En uno de los actos de mayor carga humana de todo el viaje, el Papa escuchó el testimonio de un capitán de Salvamento Marítimo, de una voluntaria de Cáritas y de una víctima de trata. Después, elevó una firme defensa de la dignidad de toda persona, recordando que «no son números ni expedientes» y afirmando con rotundidad que «la dignidad humana no tiene pasaporte ni pierde valor al cruzar una frontera».
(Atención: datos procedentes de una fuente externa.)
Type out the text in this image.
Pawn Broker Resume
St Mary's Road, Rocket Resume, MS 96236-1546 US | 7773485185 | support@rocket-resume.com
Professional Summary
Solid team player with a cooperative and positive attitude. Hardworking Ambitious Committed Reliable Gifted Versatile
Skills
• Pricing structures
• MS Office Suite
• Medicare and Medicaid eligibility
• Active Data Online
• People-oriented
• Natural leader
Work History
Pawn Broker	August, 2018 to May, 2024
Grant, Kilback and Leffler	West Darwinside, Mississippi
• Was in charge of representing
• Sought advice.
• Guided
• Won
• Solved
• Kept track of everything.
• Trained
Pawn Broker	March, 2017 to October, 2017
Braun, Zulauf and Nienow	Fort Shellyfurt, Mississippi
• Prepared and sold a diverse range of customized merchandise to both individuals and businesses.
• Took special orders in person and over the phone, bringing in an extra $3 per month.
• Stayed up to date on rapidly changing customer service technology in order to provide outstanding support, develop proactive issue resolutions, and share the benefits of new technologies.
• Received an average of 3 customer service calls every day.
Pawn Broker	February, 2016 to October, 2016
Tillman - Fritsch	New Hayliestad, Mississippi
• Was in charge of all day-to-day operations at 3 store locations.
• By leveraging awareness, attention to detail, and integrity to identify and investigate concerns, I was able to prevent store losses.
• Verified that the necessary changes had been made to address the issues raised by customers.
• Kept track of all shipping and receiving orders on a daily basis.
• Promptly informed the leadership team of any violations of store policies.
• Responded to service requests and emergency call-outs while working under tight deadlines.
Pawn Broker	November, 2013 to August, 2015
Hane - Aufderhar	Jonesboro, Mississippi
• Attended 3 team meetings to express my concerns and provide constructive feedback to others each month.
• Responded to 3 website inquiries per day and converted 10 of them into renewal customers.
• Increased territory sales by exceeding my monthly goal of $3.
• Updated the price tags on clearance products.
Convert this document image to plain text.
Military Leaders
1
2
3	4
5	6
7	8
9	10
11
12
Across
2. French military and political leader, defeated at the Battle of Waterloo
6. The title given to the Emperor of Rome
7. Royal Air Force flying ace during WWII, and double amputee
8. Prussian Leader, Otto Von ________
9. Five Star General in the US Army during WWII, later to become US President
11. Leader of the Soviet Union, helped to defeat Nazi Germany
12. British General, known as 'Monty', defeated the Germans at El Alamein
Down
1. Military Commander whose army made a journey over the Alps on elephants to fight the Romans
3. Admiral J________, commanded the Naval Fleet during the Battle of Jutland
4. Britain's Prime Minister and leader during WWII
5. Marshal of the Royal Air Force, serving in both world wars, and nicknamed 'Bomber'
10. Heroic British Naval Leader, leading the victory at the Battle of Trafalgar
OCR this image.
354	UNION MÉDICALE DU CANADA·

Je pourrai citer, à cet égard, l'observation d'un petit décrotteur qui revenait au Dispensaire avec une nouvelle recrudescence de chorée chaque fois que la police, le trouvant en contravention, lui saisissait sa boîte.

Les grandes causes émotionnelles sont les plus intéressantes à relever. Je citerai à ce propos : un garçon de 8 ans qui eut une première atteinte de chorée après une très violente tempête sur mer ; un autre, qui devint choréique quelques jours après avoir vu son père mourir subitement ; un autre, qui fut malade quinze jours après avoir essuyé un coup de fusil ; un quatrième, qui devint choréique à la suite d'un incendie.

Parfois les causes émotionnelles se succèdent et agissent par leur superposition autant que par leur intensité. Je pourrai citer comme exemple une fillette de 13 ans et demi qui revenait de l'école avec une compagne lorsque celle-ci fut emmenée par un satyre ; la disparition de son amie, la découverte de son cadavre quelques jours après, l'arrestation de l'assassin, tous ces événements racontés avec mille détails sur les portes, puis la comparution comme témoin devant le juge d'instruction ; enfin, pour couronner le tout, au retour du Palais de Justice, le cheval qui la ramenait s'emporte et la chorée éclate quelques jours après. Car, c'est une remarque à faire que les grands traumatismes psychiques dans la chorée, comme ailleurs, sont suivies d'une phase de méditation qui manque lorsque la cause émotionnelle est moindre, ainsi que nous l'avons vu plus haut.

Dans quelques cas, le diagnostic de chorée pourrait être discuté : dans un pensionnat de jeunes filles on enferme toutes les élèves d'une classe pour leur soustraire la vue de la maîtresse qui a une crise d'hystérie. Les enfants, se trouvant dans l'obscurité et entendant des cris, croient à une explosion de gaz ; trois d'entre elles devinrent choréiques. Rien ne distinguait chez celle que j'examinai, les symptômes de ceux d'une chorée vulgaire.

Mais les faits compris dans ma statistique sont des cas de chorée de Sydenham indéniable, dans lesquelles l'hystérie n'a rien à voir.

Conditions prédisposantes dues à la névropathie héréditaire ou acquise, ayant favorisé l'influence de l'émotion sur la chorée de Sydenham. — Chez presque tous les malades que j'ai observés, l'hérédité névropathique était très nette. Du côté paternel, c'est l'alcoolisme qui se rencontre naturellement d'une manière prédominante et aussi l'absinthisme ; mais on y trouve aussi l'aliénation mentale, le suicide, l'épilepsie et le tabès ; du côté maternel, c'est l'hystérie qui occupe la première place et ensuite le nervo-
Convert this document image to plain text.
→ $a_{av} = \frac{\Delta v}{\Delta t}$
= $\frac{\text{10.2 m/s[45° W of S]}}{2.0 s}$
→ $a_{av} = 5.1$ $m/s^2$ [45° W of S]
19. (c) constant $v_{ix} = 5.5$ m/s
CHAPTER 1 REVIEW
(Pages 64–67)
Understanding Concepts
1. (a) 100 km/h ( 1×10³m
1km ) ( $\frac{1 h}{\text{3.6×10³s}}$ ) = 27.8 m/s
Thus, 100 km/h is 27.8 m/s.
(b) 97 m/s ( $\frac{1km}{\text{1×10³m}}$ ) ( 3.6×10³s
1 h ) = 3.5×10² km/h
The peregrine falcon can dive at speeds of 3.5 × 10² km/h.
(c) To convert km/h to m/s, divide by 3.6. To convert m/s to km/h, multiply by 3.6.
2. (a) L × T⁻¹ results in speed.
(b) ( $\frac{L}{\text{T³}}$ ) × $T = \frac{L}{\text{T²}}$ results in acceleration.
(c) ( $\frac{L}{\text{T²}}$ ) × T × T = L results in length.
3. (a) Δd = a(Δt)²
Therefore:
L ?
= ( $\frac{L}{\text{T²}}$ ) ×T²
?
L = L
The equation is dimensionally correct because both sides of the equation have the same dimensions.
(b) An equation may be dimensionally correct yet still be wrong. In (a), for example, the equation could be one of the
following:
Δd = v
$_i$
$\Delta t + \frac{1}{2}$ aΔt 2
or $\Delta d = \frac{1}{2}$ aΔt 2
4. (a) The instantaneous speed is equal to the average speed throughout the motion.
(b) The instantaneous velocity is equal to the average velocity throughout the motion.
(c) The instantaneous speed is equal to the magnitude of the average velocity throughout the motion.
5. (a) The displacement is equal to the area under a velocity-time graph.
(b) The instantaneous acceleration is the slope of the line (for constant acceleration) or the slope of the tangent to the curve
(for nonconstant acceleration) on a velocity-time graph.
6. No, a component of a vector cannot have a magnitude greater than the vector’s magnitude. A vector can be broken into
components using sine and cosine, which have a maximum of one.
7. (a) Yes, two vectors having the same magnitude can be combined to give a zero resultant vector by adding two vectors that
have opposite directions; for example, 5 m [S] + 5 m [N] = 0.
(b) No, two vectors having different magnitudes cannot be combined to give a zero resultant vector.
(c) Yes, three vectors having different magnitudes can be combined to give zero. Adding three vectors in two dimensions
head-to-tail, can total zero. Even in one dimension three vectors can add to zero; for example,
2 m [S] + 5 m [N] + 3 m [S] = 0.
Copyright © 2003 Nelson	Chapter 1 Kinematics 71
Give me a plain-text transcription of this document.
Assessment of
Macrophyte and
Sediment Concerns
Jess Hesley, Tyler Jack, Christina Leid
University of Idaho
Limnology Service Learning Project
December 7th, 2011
Al caer la tarde, Don Sebastián Chico concelebró la Eucaristía presidida por el Santo Padre en el Estadio de Gran Canaria. Fue una celebración multitudinaria y emotiva, marcada por la riqueza de las tradiciones canarias y por una intensa vivencia de la fe. Durante su homilía, León XIV centró su homilía en el Corazón de Cristo, fuente inagotable del amor de Dios. Recordó que el Señor ama gratuitamente, sin cálculos ni méritos previos, y que de ese amor nace también la vocación de cada cristiano a amar a los demás. Inspirándose en san Agustín, subrayó que donde hay humildad florece el amor y donde hay amor nace la paz. Finalmente, elevó una súplica por toda la humanidad para que cesen las guerras y surja una nueva humanidad reconciliada en el amor.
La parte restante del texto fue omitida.